Aussi frustrant que soient les éditeurs sur cette question, il y a de bonnes nouvelles. Beaucoup commencent à réaliser que certaines de leurs pratiques draconiennes leur font du mal au lieu de les aider. Prenez la pratique du « fenêtrage » où un éditeur attend quelques mois ou quelques années avant de mettre de nouveaux titres à la disposition des bibliothèques. L’idée originale était que cela obligerait les gens qui voulaient vraiment lire un livre à l’acheter au lieu d’attendre. Au lieu de cela, cela a simplement conduit à davantage de piratage. Pour cette raison, cette pratique est en voie de disparition.
Il est clair que les éditeurs sont toujours motivés par la peur du piratage, tout comme l’industrie de la musique l’était et l’industrie du cinéma et de la télévision l’est aujourd’hui. Et même s’il y a toujours des paroles en l’air sur l’idée de ne pas commettre la même erreur que l’industrie musicale l'industrie du livre semble suivre une voie similaire: traiter ses clients comme des criminels ou des criminels potentiels. les criminels.
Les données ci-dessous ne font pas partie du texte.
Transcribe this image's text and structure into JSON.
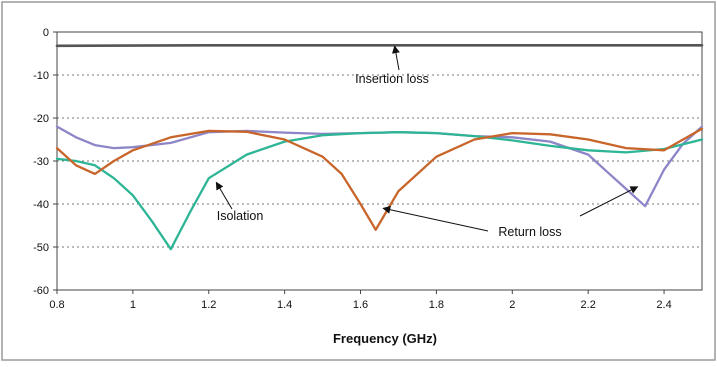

C’est imprudent à plusieurs niveaux, mais particulièrement lorsqu’il s’agit de bibliothèques. Les gens empruntent des livres électroniques dans les bibliothèques parce qu’ils veulent faire le bon choix et s’engagent à respecter les règles. Pourquoi voudriez-vous aliéner ces lecteurs ?
Demandez à un bibliothécaire
Le prêt de livres électroniques dans les bibliothèques est actuellement un processus aliénant et, sans coopération, il ne sera jamais résolu. Les fabricants de matériel et de logiciels doivent créer des processus plus rationalisés pour chaque appareil, les éditeurs doivent comprendre les aspects techniques du prêt et cessez de vous laisser guider par des peurs irrationnelles, et tout le monde pourrait bénéficier d’une écoute les bibliothécaires. La présidente de l'American Library Association, Maureen Sullivan, qui faisait également partie du panel du BEA, a mis les choses en perspective à la fin du panel :
« …c’est l’exemple classique d’innovation disruptive. Cela provoque beaucoup d’incompréhensions, cela fait apparaître des craintes. … Lorsque nous sommes confrontés à une innovation de rupture, il est beaucoup plus efficace de penser non pas « soit/ou », mais « et ».
Espérons que les industries du livre et de la technologie écouteront.